I would like to make a few tests regarding the inclusion/removal of the 3d states of Zn, and how that affects the electronic band structure of some Zn-based semiconductors. I have been looking for a Zn PAW-PBE pot car file with a 4s2 valence, but all I could find is a 3d10 4s2 species (or even harder). I
understand why the simpler 4s2 version is not shipped in the official bundle, but I was wondering if you could provide it to me anyways at my own
risk?

Many thanks in advance, with kind regards,

José

Dear José,

As you can imagine, we get many requests for different types of pseudo-potentials from different users, but not all of them can be quickly and easily generated or very useful for most people.
It looks that such a pseudo-potential would not yield correct ground-state properties, since the 4s and 3d states are close in energy and will likely interact and hybridize.
But I am not the expert on this area. I will ask and get back to you ASAP.

Kind regards

Dear Henrique,

Thanks for your reply.

Agree. 4s and 3d are rather close in energy. However, they are also well displaced in space. The expectation values for their respective radii are 0.9 and 2.9 Bohr for 3d and 4s. One example where I am expecting a Zn(4s2) pseudo to work reasonably well is for a substitutional Zn impurity in crystalline Si which acts as a double acceptor (grabs two electrons from the Si host to form a total of four bonds).
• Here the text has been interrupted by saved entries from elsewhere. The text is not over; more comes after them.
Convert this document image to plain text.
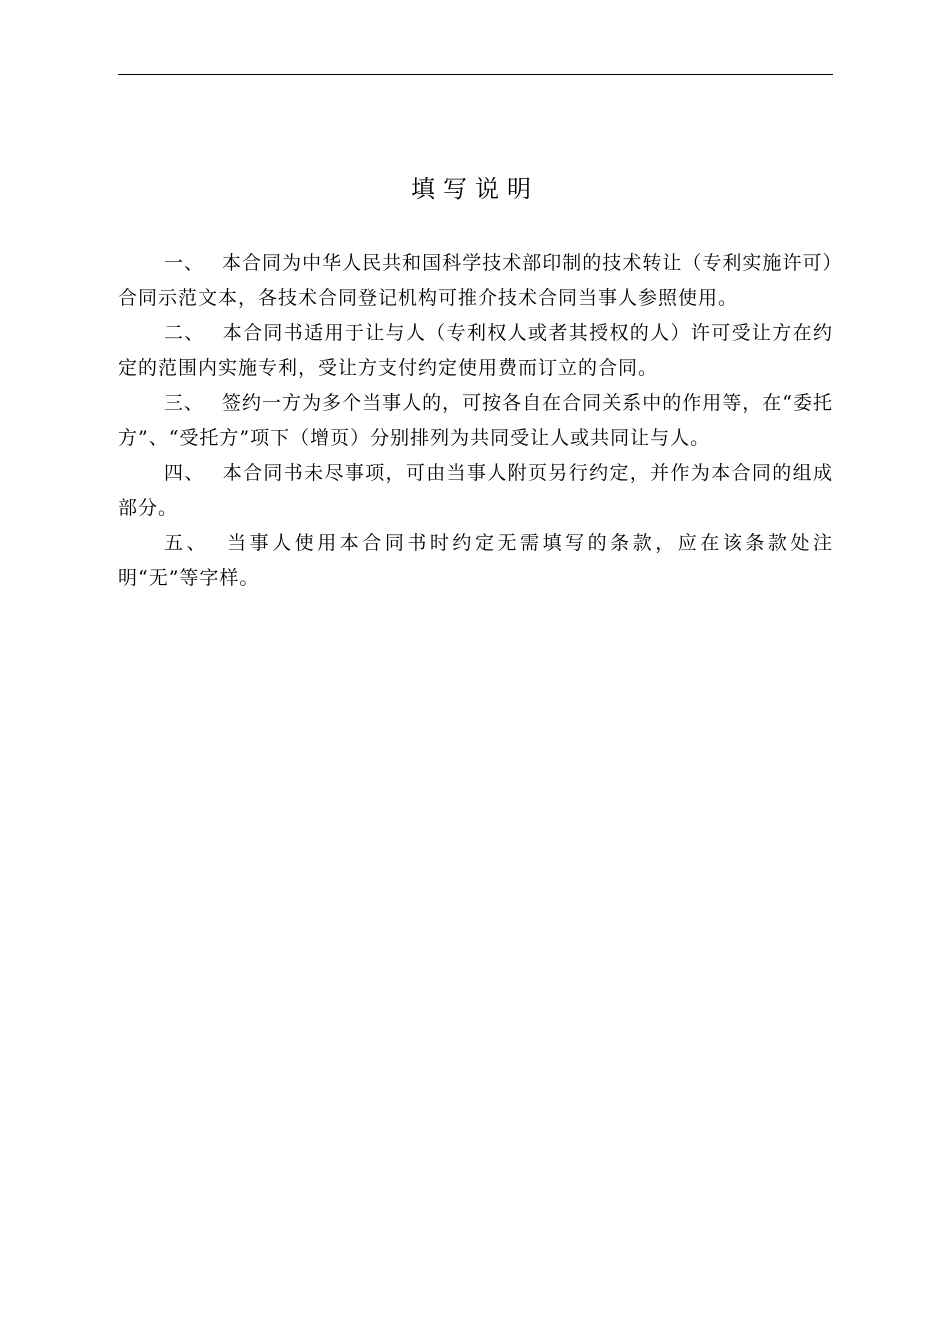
填写说明

一、 本合同为中华人民共和国科学技术部印制的技术转让（专利实施许可）合同示范文本，各技术合同登记机构可推介技术合同当事人参照使用。

二、 本合同书适用于让与人（专利权人或者其授权的人）许可受让方在约定的范围内实施专利，受让方支付约定使用费而订立的合同。

三、 签约一方为多个当事人的，可按各自在合同关系中的作用等，在“委托方”、“受托方”项下（增页）分别排列为共同受让人或共同让与人。

四、 本合同书未尽事项，可由当事人附页另行约定，并作为本合同的组成部分。

五、 当事人使用本合同书时约定无需填写的条款，应在该条款处注明“无”等字样。
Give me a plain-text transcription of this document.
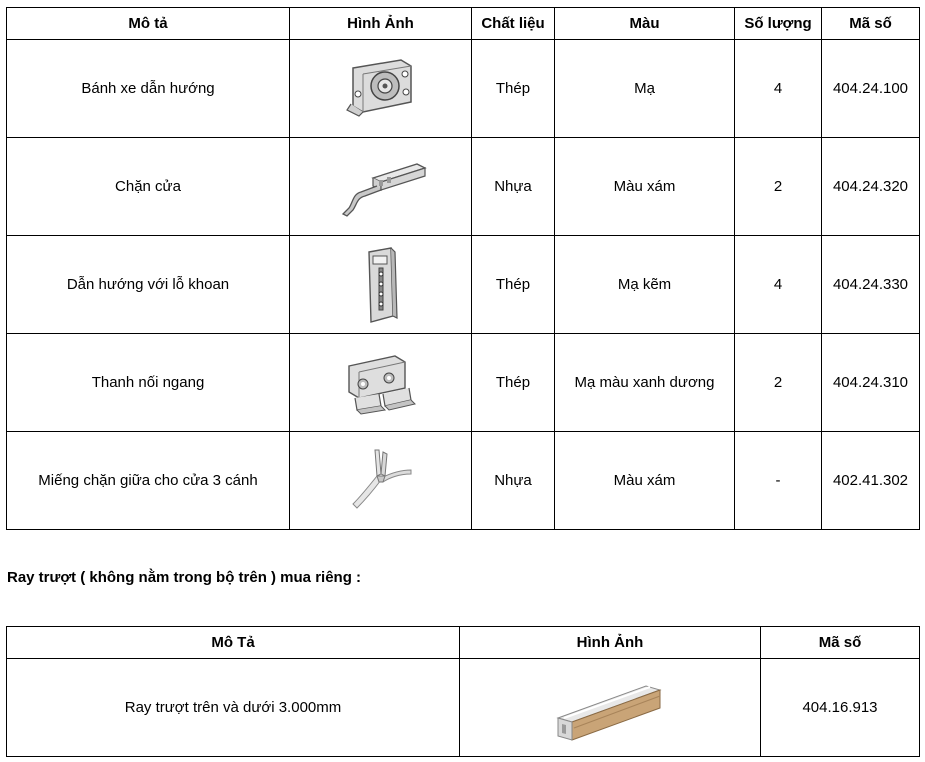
Mô tả	Hình Ảnh	Chất liệu	Màu	Số lượng	Mã số
Bánh xe dẫn hướng		Thép	Mạ	4	404.24.100
Chặn cửa		Nhựa	Màu xám	2	404.24.320
Dẫn hướng với lỗ khoan		Thép	Mạ kẽm	4	404.24.330
Thanh nối ngang		Thép	Mạ màu xanh dương	2	404.24.310
Miếng chặn giữa cho cửa 3 cánh		Nhựa	Màu xám	-	402.41.302
Ray trượt ( không nằm trong bộ trên ) mua riêng :
Mô Tả	Hình Ảnh	Mã số
Ray trượt trên và dưới 3.000mm		404.16.913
The 3d electrons form a closed shell and should not participate on the valence (bonding with neighbouring Si atoms).

With kind regards,
/J

While discussing this question with some of my colleagues, we were wondering what is the reason you would like to have this pseudopotential.

Is it because of having less electrons to describe in the valence and having the calculations run faster?
In this case, I would say that generating and minimally testing such pseudopotential would likely be much more work intensive than just having the 3d states in the valence.
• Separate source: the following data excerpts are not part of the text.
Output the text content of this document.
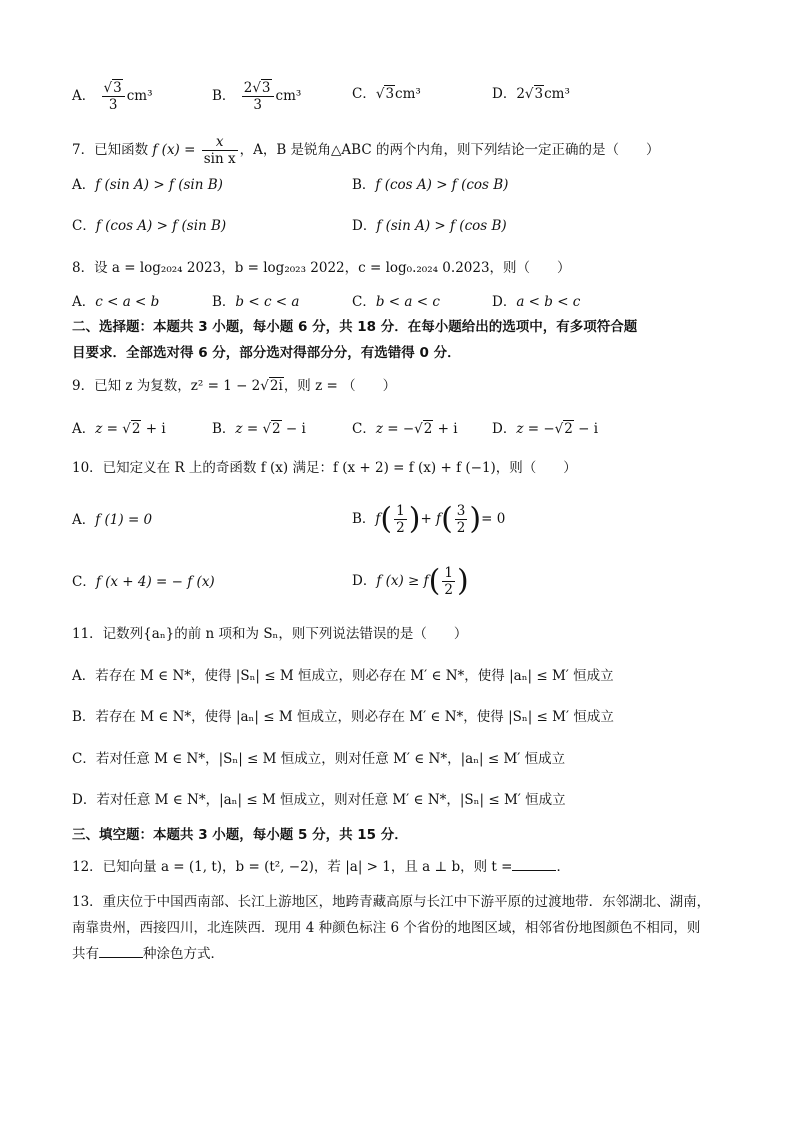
A． $\frac{√3}{3} cm^3$	B． $\frac{2√3}{3} cm^3$	C．√3cm³	D．2√3cm³
7．已知函数 f $(x) = \frac{x}{\text{sin x}}$ ，A，B 是锐角△ABC 的两个内角，则下列结论一定正确的是（　　）
A．f (sin A) > f (sin B)	B．f (cos A) > f (cos B)
C．f (cos A) > f (sin B)	D．f (sin A) > f (cos B)
8．设 a = log₂₀₂₄ 2023，b = log₂₀₂₃ 2022，c = log₀.₂₀₂₄ 0.2023，则（　　）
A．c < a < b	B．b < c < a	C．b < a < c	D．a < b < c
二、选择题：本题共 3 小题，每小题 6 分，共 18 分．在每小题给出的选项中，有多项符合题
目要求．全部选对得 6 分，部分选对得部分分，有选错得 0 分．
9．已知 z 为复数，z² = 1 − 2√2i，则 z = （　　）
A．z = √2 + i	B．z = √2 − i	C．z = −√2 + i	D．z = −√2 − i
10．已知定义在 R 上的奇函数 f (x) 满足：f (x + 2) = f (x) + f (−1)，则（　　）
A．f (1) = 0	B．$f( \frac{1}{2}$ )+ $f( \frac{3}{2}$ )= 0
C．f (x + 4) = − f (x)	D．f $(x) \ge f( \frac{1}{2}$ )
11．记数列{aₙ}的前 n 项和为 Sₙ，则下列说法错误的是（　　）
A．若存在 M ∈ N*，使得 |Sₙ| ≤ M 恒成立，则必存在 M′ ∈ N*，使得 |aₙ| ≤ M′ 恒成立
B．若存在 M ∈ N*，使得 |aₙ| ≤ M 恒成立，则必存在 M′ ∈ N*，使得 |Sₙ| ≤ M′ 恒成立
C．若对任意 M ∈ N*，|Sₙ| ≤ M 恒成立，则对任意 M′ ∈ N*，|aₙ| ≤ M′ 恒成立
D．若对任意 M ∈ N*，|aₙ| ≤ M 恒成立，则对任意 M′ ∈ N*，|Sₙ| ≤ M′ 恒成立
三、填空题：本题共 3 小题，每小题 5 分，共 15 分．
12．已知向量 a = (1, t)，b = (t², −2)，若 |a| > 1，且 a ⊥ b，则 t =	．
13．重庆位于中国西南部、长江上游地区，地跨青藏高原与长江中下游平原的过渡地带．东邻湖北、湖南，
南靠贵州，西接四川，北连陕西．现用 4 种颜色标注 6 个省份的地图区域，相邻省份地图颜色不相同，则
共有	种涂色方式．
If the reason is that the 3d states don't have the correct energy because of the inherent limitations of DFT then perhaps you could remedy this by including an U term.
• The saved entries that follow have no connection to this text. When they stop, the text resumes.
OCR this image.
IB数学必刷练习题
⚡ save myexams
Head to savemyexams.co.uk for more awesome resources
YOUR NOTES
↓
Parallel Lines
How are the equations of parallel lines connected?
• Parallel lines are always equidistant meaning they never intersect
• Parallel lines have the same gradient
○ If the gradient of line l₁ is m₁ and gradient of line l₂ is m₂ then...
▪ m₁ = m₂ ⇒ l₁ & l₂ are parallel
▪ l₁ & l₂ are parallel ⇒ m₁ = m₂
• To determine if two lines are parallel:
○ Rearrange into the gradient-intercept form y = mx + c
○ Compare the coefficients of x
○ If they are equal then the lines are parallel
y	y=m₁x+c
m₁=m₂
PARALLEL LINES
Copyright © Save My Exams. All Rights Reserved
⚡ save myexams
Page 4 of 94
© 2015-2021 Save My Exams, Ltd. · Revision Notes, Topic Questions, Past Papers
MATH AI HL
Or is there another argument why such a pseudopotential might be useful in general?

Dear Henrique,

Thanks for you reply. Indeed I are planning to investigate a few Zn-based materials and wonder how likely are we to avoid having the 3d shell in the valence. Several people have been showing that for instance Ga(4s24p1) is able to describe well defects in GaN (see for instance APL-109-162107(2016), doi:10.1063/1.4964831). The overlap between the Ga(3d) with the outer shells should be comparable to that of Zn(3d). I understand that developing a new pseudo may be difficult and that is fine. Honestly I though that you could have one "on the shelf". Thanks anyway for considering it. We will find some other way to sort it out.

Thanks a lot,

/J

I see.
I think the reason you can treat the 3d states of Ga in the core is because they are well separated from the 4s (about 10 eV separation).
So for Ga you find two versions of the POTCAR, one with the 3d states in the valence (Ga_d) and one without (Ga).
In Zn, they are much closer in energy (about 4 eV separation). We only provide a POTCAR Zn with 3d states in the valence.
I have never seen a pseudo for Zn with only 4s in the valence (that is not to say that it does not exist or is impossible to create).

Perhaps when you have a Zn defect in crystalline Si the 3d bonds are well separated from the rest (I don't know) in which case such a pseudopotential could work, but then it might not be transferable to other cases.

I will ask if it's possible and practical to generate such a pseudopotential and get back to you.

I have e-mailed you directly about this request.